[line 97]
Transparent XML Indexing Reader
This class allows to work on big XML files without madly increasing access time. For this purpose, it creates an index, which contains informations to rapidly seek through a given XML file to retrieve a specific portion of it.
The indexing process is based on XPath expressions. Not all of the XPath language, but an appropriate subset for what a big XML files is expected to contain.
Currently, this class works transparently, creating specific indexes upon specific requests.
For example, when initially looking for /foo/bar[232], all instances from /foo/bar[1] to /foo/bar[n] will get indexed (so the first run is slow). Subsequent calls with such expressions as /foo/bar[232], /foo/bar[100], /foo/bar[25], etc... will then all make use of the created index (fast).
In addition to numerical indexes, attribute values indexing is currently supported as well. That is, expressions as /foo/bar[@id='someValue']. Similarly to the numerical indexing process, looking for a such expression will index all values of the 'id' attribute for the given XPath root (/foo/bar here).
Using this class is pretty straightforward :
$reader = new XML_Indexing_Reader ('test.xml');
$reader->find('/foo/bar[232]'); // Or any other XPath expression
$xmlStrings = $reader->fetchStrings();
echo "Extracted XML data : "
foreach ($xmlStrings as $n => $str) {
echo "######## Match $n ######### \n";
echo "$str\n\n";
}
Namespaces extraction is supported. These namespaces declarations are stored in the index files. You can retrieve them with :
$reader->find(...); // Needs to be call prior to getNamespaces()

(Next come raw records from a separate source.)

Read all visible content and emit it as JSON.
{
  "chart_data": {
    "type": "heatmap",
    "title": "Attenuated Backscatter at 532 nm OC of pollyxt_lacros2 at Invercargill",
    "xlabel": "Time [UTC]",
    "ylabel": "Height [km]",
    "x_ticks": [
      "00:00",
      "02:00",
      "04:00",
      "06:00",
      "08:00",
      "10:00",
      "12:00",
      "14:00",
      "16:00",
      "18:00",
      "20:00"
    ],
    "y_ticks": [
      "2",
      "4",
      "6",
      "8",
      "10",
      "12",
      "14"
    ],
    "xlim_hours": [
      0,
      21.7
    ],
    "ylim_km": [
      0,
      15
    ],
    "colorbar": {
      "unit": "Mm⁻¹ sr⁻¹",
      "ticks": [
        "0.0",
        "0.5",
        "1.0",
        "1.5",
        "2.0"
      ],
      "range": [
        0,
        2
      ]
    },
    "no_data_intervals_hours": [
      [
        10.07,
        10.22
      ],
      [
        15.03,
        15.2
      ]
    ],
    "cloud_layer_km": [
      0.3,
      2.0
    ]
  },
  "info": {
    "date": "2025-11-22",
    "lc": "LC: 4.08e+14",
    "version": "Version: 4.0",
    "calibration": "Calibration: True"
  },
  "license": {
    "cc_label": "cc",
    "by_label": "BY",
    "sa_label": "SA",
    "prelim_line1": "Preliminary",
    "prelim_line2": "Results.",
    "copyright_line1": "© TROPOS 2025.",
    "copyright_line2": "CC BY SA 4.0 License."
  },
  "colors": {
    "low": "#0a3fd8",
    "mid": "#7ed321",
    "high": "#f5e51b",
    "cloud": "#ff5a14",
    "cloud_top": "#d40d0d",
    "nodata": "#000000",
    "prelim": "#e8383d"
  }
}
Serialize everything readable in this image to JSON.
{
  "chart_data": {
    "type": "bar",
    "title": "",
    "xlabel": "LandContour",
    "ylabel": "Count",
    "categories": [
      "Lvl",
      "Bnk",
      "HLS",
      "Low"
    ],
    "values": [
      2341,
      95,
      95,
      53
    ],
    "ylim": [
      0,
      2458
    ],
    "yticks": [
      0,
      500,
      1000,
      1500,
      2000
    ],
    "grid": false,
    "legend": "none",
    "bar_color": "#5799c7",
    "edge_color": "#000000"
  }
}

$nsList = $reader->getNamespaces();
foreach ($nsList as $prefix => $uri) {
echo "$prefix => $uri";
}
The index storage strategy can be customized by modifying the default dsn value. Currently, only local file containers are supported. // The following will store indexes in /tmp, using file names with an .xi
// prefix. That is the default.
$options['dsn'] = 'file:///tmp/%s.xi';
$indexer = new XML_Indexing_Reader ('test.xml', $options);
// You can specify your own path as long as you include the %s expression :
$options['dsn'] = 'file:///var/cache/xi/%s.xi'
$indexer = new XML_Indexing_Reader ('test.xml', $options);
See the constructor documentation for more information on options.